A student’s grade point average is a standard criterion or premise for awarding scholarships. A student who performs excellently well in their studies and stays consistent with a high GPA is eligible for scholarships whose premise is the GPA. However, this scholarship is paid per year, and a student who doesn’t maintain the required GPA or doesn’t meet the standards would have to forfeit or lose the scholarship. Many scholarships require a minimum GPA of 3.0 or 3.5. Using GPA as a basic premise is to motivate the students to do better at schoolwork.

2.     Geographic location and boundaries

Companies who are looking to employ students after their graduation commonly used this method. These organisations offer financial assistance only to students who school within the company’s geographical location.
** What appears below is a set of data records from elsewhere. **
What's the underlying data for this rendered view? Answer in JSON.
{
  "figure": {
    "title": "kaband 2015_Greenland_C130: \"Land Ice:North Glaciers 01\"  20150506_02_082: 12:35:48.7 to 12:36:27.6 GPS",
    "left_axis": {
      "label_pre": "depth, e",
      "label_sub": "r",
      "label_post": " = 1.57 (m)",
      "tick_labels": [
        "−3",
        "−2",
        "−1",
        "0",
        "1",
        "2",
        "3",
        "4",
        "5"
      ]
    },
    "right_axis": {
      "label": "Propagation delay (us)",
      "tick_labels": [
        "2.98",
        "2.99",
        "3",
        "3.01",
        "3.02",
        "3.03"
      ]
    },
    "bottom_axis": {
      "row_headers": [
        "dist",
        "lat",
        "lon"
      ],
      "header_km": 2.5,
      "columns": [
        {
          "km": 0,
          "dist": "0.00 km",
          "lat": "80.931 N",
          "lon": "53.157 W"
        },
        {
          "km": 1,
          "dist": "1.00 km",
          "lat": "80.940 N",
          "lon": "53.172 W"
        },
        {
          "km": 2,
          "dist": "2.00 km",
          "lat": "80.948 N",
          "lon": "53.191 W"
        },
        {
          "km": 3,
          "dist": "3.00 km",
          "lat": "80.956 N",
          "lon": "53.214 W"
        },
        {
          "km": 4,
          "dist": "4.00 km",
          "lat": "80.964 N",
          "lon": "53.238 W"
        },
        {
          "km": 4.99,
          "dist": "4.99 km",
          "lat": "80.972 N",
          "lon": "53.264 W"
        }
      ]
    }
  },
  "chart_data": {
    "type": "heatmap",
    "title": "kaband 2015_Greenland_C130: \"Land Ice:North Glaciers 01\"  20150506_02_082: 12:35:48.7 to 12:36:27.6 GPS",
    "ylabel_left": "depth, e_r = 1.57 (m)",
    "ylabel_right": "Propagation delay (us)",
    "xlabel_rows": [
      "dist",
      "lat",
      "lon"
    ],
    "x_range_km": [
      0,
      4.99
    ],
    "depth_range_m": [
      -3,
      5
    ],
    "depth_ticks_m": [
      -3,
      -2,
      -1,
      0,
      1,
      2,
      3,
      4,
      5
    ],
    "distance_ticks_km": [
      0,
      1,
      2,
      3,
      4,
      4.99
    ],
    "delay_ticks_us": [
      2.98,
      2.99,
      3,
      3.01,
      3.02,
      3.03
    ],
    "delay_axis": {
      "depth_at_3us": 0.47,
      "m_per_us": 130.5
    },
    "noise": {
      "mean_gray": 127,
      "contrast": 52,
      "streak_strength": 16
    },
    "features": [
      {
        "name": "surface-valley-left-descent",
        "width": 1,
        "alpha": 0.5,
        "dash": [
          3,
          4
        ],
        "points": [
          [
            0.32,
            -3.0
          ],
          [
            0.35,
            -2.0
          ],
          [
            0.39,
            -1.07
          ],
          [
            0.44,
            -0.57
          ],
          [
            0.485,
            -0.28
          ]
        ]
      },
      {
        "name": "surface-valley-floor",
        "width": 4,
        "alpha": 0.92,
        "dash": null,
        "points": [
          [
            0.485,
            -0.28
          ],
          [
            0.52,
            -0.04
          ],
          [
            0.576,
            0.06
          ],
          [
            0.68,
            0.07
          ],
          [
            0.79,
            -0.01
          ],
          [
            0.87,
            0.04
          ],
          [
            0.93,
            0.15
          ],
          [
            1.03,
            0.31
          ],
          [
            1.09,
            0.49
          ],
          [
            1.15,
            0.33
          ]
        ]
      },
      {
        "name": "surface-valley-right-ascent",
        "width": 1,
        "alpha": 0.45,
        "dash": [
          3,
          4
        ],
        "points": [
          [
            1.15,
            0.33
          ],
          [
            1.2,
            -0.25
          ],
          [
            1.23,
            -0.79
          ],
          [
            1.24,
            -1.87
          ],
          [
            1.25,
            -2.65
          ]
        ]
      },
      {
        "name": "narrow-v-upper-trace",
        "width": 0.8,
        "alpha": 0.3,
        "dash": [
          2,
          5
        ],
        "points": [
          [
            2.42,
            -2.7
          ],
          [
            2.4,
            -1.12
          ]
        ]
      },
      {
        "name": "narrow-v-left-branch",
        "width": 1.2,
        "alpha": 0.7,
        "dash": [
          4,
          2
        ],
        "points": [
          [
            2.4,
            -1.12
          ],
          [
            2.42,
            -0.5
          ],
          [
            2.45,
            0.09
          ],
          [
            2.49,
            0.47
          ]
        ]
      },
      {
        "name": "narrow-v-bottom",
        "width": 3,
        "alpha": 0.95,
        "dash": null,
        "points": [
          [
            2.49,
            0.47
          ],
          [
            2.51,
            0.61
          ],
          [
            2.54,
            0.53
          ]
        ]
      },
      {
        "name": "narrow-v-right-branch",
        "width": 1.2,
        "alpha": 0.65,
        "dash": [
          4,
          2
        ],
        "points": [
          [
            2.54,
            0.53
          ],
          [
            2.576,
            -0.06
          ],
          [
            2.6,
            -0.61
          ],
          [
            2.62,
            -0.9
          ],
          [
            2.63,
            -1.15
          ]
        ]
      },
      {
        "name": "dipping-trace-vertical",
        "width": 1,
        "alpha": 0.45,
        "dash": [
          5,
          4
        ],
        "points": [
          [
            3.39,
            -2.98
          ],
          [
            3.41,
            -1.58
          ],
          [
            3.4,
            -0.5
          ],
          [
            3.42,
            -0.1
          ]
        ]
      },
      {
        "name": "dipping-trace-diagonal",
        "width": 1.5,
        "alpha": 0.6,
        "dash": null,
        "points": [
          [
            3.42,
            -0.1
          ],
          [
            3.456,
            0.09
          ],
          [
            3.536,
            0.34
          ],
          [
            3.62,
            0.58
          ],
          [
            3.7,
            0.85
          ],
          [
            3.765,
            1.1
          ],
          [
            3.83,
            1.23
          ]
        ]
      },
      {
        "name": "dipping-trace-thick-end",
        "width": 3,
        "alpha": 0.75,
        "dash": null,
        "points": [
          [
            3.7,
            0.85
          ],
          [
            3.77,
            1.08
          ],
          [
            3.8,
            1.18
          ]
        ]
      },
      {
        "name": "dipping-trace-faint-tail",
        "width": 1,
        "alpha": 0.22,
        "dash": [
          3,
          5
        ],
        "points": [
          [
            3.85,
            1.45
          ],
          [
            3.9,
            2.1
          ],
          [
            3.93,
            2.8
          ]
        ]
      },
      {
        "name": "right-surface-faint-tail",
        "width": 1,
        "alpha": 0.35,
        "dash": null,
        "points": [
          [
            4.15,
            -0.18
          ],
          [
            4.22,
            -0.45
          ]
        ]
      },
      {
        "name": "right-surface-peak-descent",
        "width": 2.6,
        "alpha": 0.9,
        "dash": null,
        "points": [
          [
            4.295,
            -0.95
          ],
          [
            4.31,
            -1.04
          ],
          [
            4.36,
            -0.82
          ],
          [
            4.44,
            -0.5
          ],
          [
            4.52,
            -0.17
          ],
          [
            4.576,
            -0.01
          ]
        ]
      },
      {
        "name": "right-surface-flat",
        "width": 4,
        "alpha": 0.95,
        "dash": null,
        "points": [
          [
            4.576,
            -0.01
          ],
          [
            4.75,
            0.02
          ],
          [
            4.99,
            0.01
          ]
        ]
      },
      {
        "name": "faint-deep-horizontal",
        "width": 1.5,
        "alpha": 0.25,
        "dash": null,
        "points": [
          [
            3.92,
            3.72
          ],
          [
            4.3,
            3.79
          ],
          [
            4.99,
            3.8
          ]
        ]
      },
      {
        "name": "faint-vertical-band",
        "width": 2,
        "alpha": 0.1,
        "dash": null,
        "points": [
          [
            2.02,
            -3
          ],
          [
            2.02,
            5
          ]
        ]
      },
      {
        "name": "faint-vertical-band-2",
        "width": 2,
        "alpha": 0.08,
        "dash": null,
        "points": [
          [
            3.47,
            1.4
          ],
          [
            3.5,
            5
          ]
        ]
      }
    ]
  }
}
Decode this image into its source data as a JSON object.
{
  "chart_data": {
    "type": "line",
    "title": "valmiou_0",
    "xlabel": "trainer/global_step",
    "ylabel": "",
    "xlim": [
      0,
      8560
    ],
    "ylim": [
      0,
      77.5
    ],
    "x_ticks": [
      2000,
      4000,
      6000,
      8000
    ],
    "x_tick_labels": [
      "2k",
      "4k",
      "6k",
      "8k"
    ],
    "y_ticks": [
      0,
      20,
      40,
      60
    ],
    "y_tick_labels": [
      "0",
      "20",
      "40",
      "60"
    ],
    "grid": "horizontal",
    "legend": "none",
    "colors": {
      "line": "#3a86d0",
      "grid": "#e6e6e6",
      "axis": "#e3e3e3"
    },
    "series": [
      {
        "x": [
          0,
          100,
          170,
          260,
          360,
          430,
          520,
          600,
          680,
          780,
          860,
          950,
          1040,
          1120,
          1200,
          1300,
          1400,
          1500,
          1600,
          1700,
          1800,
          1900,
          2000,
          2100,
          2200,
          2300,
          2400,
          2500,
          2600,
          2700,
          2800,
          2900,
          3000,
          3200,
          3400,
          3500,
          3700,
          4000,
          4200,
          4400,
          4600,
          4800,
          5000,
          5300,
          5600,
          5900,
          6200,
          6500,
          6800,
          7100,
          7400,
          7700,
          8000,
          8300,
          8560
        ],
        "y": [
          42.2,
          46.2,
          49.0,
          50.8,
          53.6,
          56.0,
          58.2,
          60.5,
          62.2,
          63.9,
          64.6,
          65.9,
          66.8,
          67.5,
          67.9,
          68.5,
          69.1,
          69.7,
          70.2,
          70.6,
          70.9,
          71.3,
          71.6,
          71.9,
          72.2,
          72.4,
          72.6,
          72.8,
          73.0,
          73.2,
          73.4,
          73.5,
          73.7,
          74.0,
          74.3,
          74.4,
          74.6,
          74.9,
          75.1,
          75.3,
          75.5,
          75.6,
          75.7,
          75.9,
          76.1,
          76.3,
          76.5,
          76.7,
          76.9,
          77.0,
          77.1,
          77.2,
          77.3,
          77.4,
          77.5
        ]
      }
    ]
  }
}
It might be a disadvantage to the company if the student schools in a separate area and eventually gets another job elsewhere upon graduation

3.     Family members of current employees

Some organisations limit the people that can apply for their scholarships to students who are related to their employees closely. These scholarships will be of benefit to employees whose children are eligible to begin a college education.

4.     Other variables like race, age, marital status and other demographic factors

These scholarships help minority groups, particular ages to give them better scholarship opportunities than those usually given compared to that vast majority of students who have access to many other scholarships.

5.     Particular fields of interest

Philanthropic organisations may decide to encourage students to study a particular course or delve into a field of study due to shortages of experts in that field. They promote a specific industry’s interest which can also aid recruitment of students awarded the scholarship afterwards.

All these are valid basic criteria that are set for scholarships by various organisations. The basis for determining the fundamental premise for awarding scholarships is dependent solely on the organisations and their standards.